Monday, 14 January 2013

Attic



Every room felt like a crime scene.
Our outlined shapes in chalk on the bed
from those nights when we half-bothered
to arrange ourselves like lovers
and not two friends with over-familiar bodies.
Some nights the crease of your hip was unbearable,
the warm nut of your nipple tedious.
Some nights we cheated with sleep.

After years, the attic opened and you pushed your head up
like some rude violet, tipping boxes, searching for proof
that we had been living in love for years. You called me
as soon as you found it: a shabby album. On page number one
there we were,  wild-eyed and young,
our brown limbs tangled on British sands in the years
when summer still burned, shuddering
over Cornish cream teas, towelled and matted with salt.
I remembered your kiss: the spark of a cold wet flint.

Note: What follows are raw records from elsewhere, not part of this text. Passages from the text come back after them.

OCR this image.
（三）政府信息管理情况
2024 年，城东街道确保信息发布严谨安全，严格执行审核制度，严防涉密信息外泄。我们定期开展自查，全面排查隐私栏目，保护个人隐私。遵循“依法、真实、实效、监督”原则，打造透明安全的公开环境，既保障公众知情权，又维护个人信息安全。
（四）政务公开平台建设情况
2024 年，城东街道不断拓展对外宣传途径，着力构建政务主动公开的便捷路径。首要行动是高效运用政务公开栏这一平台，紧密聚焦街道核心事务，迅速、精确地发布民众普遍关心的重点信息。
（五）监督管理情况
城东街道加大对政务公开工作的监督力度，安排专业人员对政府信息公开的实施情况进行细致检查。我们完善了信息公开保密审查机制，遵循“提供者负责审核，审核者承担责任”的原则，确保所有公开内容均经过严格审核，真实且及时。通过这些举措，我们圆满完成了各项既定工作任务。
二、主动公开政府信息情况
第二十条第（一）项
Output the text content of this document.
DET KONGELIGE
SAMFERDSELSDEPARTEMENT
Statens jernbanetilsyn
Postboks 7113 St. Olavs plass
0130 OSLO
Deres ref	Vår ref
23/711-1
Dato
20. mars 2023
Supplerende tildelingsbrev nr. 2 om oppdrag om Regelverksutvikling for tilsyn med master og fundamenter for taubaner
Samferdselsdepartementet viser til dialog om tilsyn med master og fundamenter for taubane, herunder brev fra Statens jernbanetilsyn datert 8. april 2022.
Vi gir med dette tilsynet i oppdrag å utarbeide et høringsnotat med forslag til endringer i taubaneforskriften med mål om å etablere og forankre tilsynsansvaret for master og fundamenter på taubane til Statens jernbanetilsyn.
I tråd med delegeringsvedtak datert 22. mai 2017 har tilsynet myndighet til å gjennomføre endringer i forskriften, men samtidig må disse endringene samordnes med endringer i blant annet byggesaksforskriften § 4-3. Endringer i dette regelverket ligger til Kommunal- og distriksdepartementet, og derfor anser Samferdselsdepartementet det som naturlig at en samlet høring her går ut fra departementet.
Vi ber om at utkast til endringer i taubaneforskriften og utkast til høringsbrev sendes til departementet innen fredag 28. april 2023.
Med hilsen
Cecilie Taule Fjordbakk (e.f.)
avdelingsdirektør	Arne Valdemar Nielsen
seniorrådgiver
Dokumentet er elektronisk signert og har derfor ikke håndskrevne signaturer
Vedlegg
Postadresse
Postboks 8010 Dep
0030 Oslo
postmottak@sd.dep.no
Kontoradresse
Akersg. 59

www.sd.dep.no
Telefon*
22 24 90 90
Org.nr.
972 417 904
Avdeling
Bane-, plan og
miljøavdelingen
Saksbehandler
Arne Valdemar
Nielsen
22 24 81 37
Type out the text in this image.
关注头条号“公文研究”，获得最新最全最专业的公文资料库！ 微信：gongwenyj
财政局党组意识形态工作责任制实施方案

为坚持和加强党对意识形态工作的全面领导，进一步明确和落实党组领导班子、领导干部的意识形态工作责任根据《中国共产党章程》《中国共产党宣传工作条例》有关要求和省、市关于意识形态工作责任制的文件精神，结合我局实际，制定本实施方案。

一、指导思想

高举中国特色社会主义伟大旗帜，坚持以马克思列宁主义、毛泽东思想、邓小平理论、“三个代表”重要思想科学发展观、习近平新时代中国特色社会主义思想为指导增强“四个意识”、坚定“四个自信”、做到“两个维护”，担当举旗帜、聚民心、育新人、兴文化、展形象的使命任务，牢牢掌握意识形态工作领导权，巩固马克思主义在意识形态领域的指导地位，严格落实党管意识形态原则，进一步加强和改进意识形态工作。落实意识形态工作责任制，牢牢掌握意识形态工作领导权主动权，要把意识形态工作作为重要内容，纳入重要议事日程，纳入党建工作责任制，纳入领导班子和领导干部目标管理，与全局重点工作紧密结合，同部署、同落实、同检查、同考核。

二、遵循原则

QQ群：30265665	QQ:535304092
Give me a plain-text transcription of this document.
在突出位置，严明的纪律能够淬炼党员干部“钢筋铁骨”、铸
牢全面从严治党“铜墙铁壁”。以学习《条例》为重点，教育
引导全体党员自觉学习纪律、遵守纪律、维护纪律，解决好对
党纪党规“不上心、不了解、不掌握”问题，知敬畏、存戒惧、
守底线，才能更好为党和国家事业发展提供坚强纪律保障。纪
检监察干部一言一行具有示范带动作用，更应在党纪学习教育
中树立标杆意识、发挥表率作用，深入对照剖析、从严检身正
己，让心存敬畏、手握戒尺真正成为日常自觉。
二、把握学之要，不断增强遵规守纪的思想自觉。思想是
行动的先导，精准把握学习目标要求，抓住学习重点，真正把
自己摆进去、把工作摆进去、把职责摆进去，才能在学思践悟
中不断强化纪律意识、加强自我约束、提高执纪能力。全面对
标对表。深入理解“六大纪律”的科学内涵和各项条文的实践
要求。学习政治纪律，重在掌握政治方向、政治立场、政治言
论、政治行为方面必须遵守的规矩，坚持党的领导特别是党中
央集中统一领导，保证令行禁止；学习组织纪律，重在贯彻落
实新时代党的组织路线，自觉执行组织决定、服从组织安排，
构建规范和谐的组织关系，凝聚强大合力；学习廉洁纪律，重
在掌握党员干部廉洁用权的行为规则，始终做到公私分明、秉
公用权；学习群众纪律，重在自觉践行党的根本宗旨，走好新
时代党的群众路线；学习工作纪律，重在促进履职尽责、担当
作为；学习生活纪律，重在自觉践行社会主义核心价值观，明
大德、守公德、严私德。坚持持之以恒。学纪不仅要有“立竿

Sepia haze, me swollen like some female god
with my hair streaming over your lap. There you are closed around me:
wrapping me like a small bee. Your warm fingers
teased my huge belly. We rolled names in our mouths
like sweet berries, guessed the sex over bites of crisp apple.
We would sing to the baban in Welsh.

Further back, our crackled smiles from when we were drunk
and still young, pale and freize-faced
through a film-reel of teenage parties.
Grinning in wood-panelled restaurants, glutting ourselves
on feasts we couldn’t afford. I was hot and restless
with my hands, dropping my knife, stroking bottles
with painted nails. I had to show you my bloodied nails
and later set them clawing all along your spine
into the small naked hours.

In years, the meetings took over.
The other girls glowed out of pictures.